Probably I would have had a torturous night under any conditions, but to have to exist in my current mental state, which was essentially a strobe of shameful images, imagining Ann Marie laughing, imagining other kids at school making grossed-out faces as they heard the story, imagining Bunny slamming Ann Marie’s head into the lockers over and over again, hearing Naomi’s voice, like celery wrapped in meat, like, just crunching, imagining Anthony kissing his children on the head, imagining Anthony attending his children’s high school graduations, imagining Anthony having sex with his wife, imagining Anthony teaching his kids to drive, buying them cars, when I would never learn to drive, and I would never be able to afford a car, and I would become a bus person, and I would not be saved; to imagine all of this in a fast-forward phantasmagoria while also sitting in the same room as my farting, burping cousin Jason, who was playing Call of Duty on his computer late, late into the night, wearing headphones, so all I could hear was his gross voice talking to his buddies through his headset and the plastic creaking of the controls as he hammered them, pretending to shoot imaginary people, was creating such a high-pitched distress inside my body that it seemed impossible that I could continue to lie there unmoving, scrolling through my phone.

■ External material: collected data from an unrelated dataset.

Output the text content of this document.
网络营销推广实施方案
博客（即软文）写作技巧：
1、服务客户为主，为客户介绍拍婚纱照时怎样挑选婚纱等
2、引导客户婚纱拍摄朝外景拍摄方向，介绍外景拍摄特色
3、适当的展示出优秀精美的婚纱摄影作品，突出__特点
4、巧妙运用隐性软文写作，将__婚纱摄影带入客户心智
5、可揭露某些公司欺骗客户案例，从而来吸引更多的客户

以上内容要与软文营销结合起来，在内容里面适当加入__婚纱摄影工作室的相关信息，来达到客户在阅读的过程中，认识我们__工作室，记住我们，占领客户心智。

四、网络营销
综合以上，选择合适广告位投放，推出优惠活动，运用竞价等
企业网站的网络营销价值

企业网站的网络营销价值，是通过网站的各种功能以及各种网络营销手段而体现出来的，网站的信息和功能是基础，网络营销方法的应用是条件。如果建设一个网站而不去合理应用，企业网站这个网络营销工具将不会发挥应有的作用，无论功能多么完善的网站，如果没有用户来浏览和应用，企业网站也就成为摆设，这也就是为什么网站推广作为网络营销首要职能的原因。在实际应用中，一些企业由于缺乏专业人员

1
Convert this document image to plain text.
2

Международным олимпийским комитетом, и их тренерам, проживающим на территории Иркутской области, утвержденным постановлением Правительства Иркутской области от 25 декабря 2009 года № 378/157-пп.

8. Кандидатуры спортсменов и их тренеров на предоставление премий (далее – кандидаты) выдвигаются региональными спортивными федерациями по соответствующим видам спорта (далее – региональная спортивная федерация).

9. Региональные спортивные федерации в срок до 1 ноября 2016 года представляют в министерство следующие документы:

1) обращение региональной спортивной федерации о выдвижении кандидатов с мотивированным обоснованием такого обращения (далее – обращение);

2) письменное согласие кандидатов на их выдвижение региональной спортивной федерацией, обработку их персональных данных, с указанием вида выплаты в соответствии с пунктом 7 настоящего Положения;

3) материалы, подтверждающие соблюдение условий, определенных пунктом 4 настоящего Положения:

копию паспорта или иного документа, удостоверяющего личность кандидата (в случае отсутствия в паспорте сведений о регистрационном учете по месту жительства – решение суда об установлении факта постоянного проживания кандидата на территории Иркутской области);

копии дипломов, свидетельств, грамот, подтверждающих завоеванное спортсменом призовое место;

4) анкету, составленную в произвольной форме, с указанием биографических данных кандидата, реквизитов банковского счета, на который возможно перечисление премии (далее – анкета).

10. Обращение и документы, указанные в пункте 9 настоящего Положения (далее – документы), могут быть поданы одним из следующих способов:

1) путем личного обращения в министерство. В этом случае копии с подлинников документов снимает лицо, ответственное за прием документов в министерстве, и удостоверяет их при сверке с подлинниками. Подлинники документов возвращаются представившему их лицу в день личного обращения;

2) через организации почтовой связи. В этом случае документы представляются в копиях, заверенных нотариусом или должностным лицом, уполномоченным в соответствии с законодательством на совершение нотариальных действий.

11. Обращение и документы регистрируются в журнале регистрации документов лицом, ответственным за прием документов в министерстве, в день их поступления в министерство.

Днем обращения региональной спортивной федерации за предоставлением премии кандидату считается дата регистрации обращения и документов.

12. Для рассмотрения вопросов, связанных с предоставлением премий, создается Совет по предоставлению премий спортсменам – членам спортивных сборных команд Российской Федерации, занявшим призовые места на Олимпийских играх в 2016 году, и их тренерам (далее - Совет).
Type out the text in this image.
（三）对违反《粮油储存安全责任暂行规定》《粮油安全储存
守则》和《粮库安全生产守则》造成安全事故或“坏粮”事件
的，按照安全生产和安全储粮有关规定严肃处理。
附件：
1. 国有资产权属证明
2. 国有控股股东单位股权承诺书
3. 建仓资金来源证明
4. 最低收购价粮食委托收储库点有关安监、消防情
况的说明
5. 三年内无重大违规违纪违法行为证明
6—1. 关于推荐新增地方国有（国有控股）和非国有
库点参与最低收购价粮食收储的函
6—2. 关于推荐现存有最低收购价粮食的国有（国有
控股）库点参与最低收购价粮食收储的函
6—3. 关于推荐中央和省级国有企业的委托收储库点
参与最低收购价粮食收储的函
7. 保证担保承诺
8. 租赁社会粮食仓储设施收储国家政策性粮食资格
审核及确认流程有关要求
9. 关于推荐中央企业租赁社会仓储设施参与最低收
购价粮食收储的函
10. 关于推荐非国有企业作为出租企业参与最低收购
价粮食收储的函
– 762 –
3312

I was obsessively monitoring the Instagram and Facebook accounts of everyone we knew. I wanted to know what was happening to Ann Marie, but I also wanted to know if anyone was talking about Anthony and me. If the gossip spread far and fast enough, it would enter my household, and I was genuinely uncertain if I would still be allowed to keep living there once Aunt Deedee knew that my sexuality was no longer merely theoretical (and therefore clean, sympathetic even), but now actual (and therefore dirty, saturated with human fluid, dangerous).